Children's birthday parties in Cuba also include components specifically for the adults. Sometimes the party may even seem to really be a party for the grown-ups. And adult parties may seem more geared towards the children. In other words, house parties organically bring together the entire family, usually with an uproar of music, passionate conversations, dancing, traditional food, and a variety of drinks. Birthday parties feature live Cuban music, food, and dancing, underlining the basic fun-loving nature of Cuban culture.


Geovanis Palacios and Eugenio Moisés Guevara attend a domestic
birthday party, one of the most common celebrations found in
the Cuban community.
Photo: Tomás Montoya González

Cuban immigrants have also embraced the American celebration of baby showers, a party for the expectant mother before the baby's arrival. In Cuba the tradition is different, with a party for the mother after the birth of the newborn. A special drink called aliña'o is shared among everyone at the party. According to Noel González, aliña'o is "a fruit cocktail that has been aged for nine months. Once the family knows the due date, they put alcohol in a large crystal carafe and every week they add seasonal fruit, sugar cane, grapes, whatever they can find. Bethsy Pizarro adds "…[in Cuba,] we don't have baby showers. But we did celebrate bachelor's parties (in Cuba)." She also confirms that in Cuba there were bachelorette parties as well.

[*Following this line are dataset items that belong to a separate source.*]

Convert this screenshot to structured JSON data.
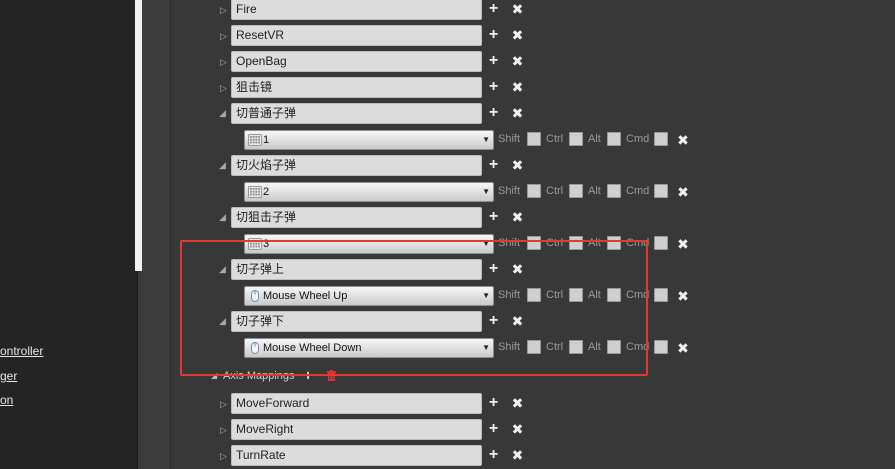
{
  "left_panel": {
    "items": [
      {
        "label": "ontroller"
      },
      {
        "label": "ger"
      },
      {
        "label": "on"
      }
    ]
  },
  "action_mappings": [
    {
      "name": "Fire",
      "expanded": false
    },
    {
      "name": "ResetVR",
      "expanded": false
    },
    {
      "name": "OpenBag",
      "expanded": false
    },
    {
      "name": "狙击镜",
      "expanded": false
    },
    {
      "name": "切普通子弹",
      "expanded": true,
      "key": "1",
      "key_type": "keyboard"
    },
    {
      "name": "切火焰子弹",
      "expanded": true,
      "key": "2",
      "key_type": "keyboard"
    },
    {
      "name": "切狙击子弹",
      "expanded": true,
      "key": "3",
      "key_type": "keyboard"
    },
    {
      "name": "切子弹上",
      "expanded": true,
      "key": "Mouse Wheel Up",
      "key_type": "mouse"
    },
    {
      "name": "切子弹下",
      "expanded": true,
      "key": "Mouse Wheel Down",
      "key_type": "mouse"
    }
  ],
  "modifiers": {
    "shift": "Shift",
    "ctrl": "Ctrl",
    "alt": "Alt",
    "cmd": "Cmd"
  },
  "axis_mappings": {
    "label": "Axis Mappings",
    "items": [
      {
        "name": "MoveForward"
      },
      {
        "name": "MoveRight"
      },
      {
        "name": "TurnRate"
      }
    ]
  },
  "icons": {
    "add": "plus-icon",
    "remove": "x-icon",
    "keyboard": "keyboard-icon",
    "mouse": "mouse-icon",
    "trash": "trash-icon"
  },
  "colors": {
    "highlight": "#e03a32",
    "background": "#383838",
    "field": "#dcdcdc"
  }
}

Cubans in New Orleans also gather informally for games, house parties, and at barrooms. Newer immigrants maintain a passion for playing dominoes, gathering at each other's homes. These gatherings around the dining table usually incorporate music and alcohol and can overcome radical differences amongst the players, while they debate current events, and joke about all that is sacred and conventional. Traditionally, dominoes have been a male-dominated game, but over time it has become open to female players.

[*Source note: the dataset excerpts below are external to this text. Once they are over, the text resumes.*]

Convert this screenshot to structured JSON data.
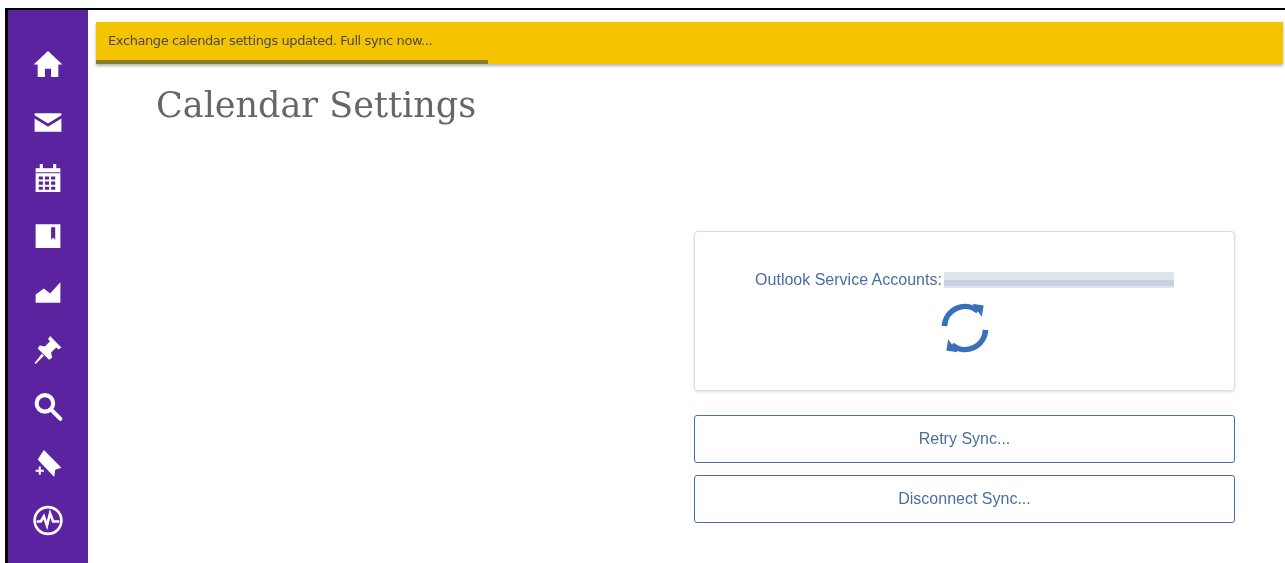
{
  "toast": {
    "message": "Exchange calendar settings updated. Full sync now...",
    "level": 0.33
  },
  "page": {
    "title": "Calendar Settings"
  },
  "account_card": {
    "label": "Outlook Service Accounts:"
  },
  "buttons": [
    "Retry Sync...",
    "Disconnect Sync..."
  ]
}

With or without dominoes, house parties are important sources of contact between Cubans. Yenima Rojas says,

    When you arrive in a new place, you look for friends. . . . We found some friends from our own neighborhood back in Cuba, and we would go over [to their house] to play dominoes. . . . They brought their essence, and one keeps it up, maintaining the same things [from before], the same games, seeking out the same things that we heard in Cuba like TV channels where you can see things from Cuba.

In the past, another type of informal gathering was common. Peleas de gallos (cock fights) were popular in Cuba before 1959 and later prohibited during the revolutionary period. However, the Cubans that immigrated in the 1960s continued this male-dominated practice until the 1980s.

Cubans from all the generations also gather in bars for drinks and conversation and in Latin night clubs to dance to Cuban music and at the ever-decreasing Latin festivals, as well as the occasional Cuban music concert. These public gatherings were, and are still today, some of the most common ways that Cubans come together.

Teté's Bar is situated on St. Claude Avenue in New Orleans. This once-bustling neighborhood was home to a small but dynamic Cuban community in the 1980s, including small business owners small-business owners like Leobel Granado, the owner of Teté's. The Cubans who lived in the neighborhood at that time were mostly Marielitos who immigrated in 1980.

Bars like Teté's played an important role in maintaining contact between the members of this community, but as time went on, many things changed. According to the owner, few Cubans pass through Teté's anymore because many of the neighborhood regulars did not return to New Orleans after Hurricane Katrina in 2005. However, new places and events are appearing, such as the concerts and parties organized by the CubaNOLA Arts Collective, an institution that explores the cultural connections between Cuba and New Orleans, Louisiana. Some bars in Kenner, Metairie, and New Orleans offer a consistent variety of Latin and Cuban music where more and more (usually younger) Cubans go out.


Teté's Bar is a gathering place for the Cuban community.